Most authors write in a certain spot most of the time. I use to argue this point because I did the majority of my writing on my laptop and I took it everywhere. However, when at home, I did the majority of my writing at the kitchen table. Sure, I wrote other places in the house, but that was my default place.

While I still do the majority of my writing on my laptop, I now have an office at home that I try to do my work in. The reason I made the switch, was because I wanted someplace where I could organize all of the things I use for writing. All of my books, notebooks, computer accessories, just all of it. Also, as a stay-at-home, work-at-home, homeschooling mom, and housewife, I needed a place where I could go to let my family know that i was working. They know that when I am in my office I’m working and need to be able to concentrate. Since my kids are still young, I obviously don’t get uninterrupted work time unless they are all in bed, but it has certainly reduced the number of distractions.
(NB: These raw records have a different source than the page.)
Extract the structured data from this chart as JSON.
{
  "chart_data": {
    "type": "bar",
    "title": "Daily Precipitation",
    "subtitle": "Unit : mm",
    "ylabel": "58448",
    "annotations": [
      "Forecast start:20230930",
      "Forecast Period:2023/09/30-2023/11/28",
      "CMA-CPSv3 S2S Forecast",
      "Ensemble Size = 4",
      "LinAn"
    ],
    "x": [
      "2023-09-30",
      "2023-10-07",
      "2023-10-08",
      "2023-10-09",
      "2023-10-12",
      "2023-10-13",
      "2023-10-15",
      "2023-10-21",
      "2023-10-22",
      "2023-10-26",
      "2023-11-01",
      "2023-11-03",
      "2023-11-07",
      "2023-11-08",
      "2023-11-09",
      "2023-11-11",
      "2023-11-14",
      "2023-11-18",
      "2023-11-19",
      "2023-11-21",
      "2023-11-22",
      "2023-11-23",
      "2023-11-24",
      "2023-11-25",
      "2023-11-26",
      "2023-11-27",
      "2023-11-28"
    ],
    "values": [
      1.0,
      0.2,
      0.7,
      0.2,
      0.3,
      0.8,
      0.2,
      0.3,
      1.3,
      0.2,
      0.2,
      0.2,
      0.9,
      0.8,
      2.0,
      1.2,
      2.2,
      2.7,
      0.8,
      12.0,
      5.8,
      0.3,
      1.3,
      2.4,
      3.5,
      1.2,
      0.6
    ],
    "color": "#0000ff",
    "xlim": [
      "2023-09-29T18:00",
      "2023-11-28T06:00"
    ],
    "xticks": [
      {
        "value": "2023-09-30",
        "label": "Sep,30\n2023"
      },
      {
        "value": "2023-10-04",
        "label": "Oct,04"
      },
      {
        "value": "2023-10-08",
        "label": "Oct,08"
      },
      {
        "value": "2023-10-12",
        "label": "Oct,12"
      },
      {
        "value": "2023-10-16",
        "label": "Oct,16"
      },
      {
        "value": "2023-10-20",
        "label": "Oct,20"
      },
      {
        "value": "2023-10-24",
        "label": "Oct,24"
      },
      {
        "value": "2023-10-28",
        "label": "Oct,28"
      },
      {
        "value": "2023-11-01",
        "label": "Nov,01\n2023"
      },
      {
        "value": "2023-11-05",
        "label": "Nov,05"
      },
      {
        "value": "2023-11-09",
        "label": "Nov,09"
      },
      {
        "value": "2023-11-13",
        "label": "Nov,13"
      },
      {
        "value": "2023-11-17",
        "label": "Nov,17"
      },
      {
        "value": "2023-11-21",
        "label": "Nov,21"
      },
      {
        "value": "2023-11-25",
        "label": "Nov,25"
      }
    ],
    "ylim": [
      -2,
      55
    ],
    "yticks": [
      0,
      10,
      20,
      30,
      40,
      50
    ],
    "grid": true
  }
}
When I was putting together my small office, there were a number of things that I put into consideration. Which side of my desk to put my monitor on. It’s hard for me to write if it’s on the right side (don’t ask why). I needed enough desk space to keep my laptop, notes, and other resources (I’m still looking for the perfect shelf to replace the one I currently have). I needed room for reference books, and I had to have all of the right supplies.

Here’s a current photo of my office:

What about you? Do you have an office? What were some key things that you needed to account for or include when setting it up?